The INR depreciated up to 85.73 per dollar during the day before regaining some strength to settle at 85.55, against the previous close of 85.28.
 
“The Indian currency and local stock markets navigated a session defined by considerable price swings. Although the rupee rallied to finish close to its session peak, it ultimately concluded with declines, largely influenced by the need for the US currency from petroleum purchasers and those managing financial risk. In the short term, the USDINR spot exchange rate seems likely to fluctuate between a lower boundary of 84.95 and an upper barrier of 86,” said Dilip Parmar, senior research analyst, HDFC Securities.
 
 
The dollar edged lower on Thursday as enthusiasm over the US-China trade deal began to fade amid speculation that the Trump administration is aiming for a weaker currency. The dollar Index, which measures the greenback against a basket of six major currencies, slipped 0.3 per cent to 100.780, though it remained on track for modest weekly gains.
 
The rupee has appreciated by 0.07 per cent in the current calendar year (CY26) so far. However, in the current financial year (FY26), the local currency has witnessed 0.09 per cent depreciation so far. 
 
“Foreign portfolio investors (FPIs) were on the buying side (dollar). But looking at the dollar and crude, we did not breach the technical 85.75 level,” said a dealer at a state-owned bank. “The rupee has been really volatile recently. Therefore, determining a specific level is difficult, but we will be looking at the dollar index for now,” he added.
 
Crude oil prices dropped sharply amid concerns that a potential nuclear deal between Iran and the US could boost global supply.
 
On the other hand, the Reserve Bank of India (RBI) purchased ₹25,000 crore worth of government bonds via open market operation (OMO) auction on Thursday.
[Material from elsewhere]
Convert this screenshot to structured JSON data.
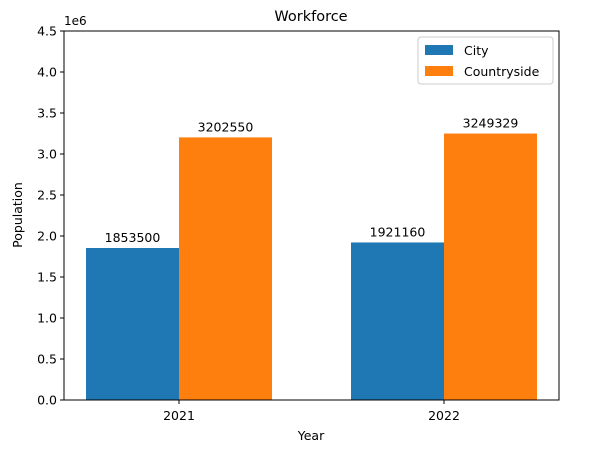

The central bank received bids worth ₹71,149 crore at the auction.
 
Consequently, the benchmark 10-year government bond yield softened by 2 basis points (bps) to settle at 6.27 per cent, lowest since October 7, 2021, against the previous close of 6.29 per cent.
 
“It was a combination of both OMO and the favourable data,” said a dealer at another state-owned bank. “The next level is 6.25 per cent (yield on benchmark bond),” he said.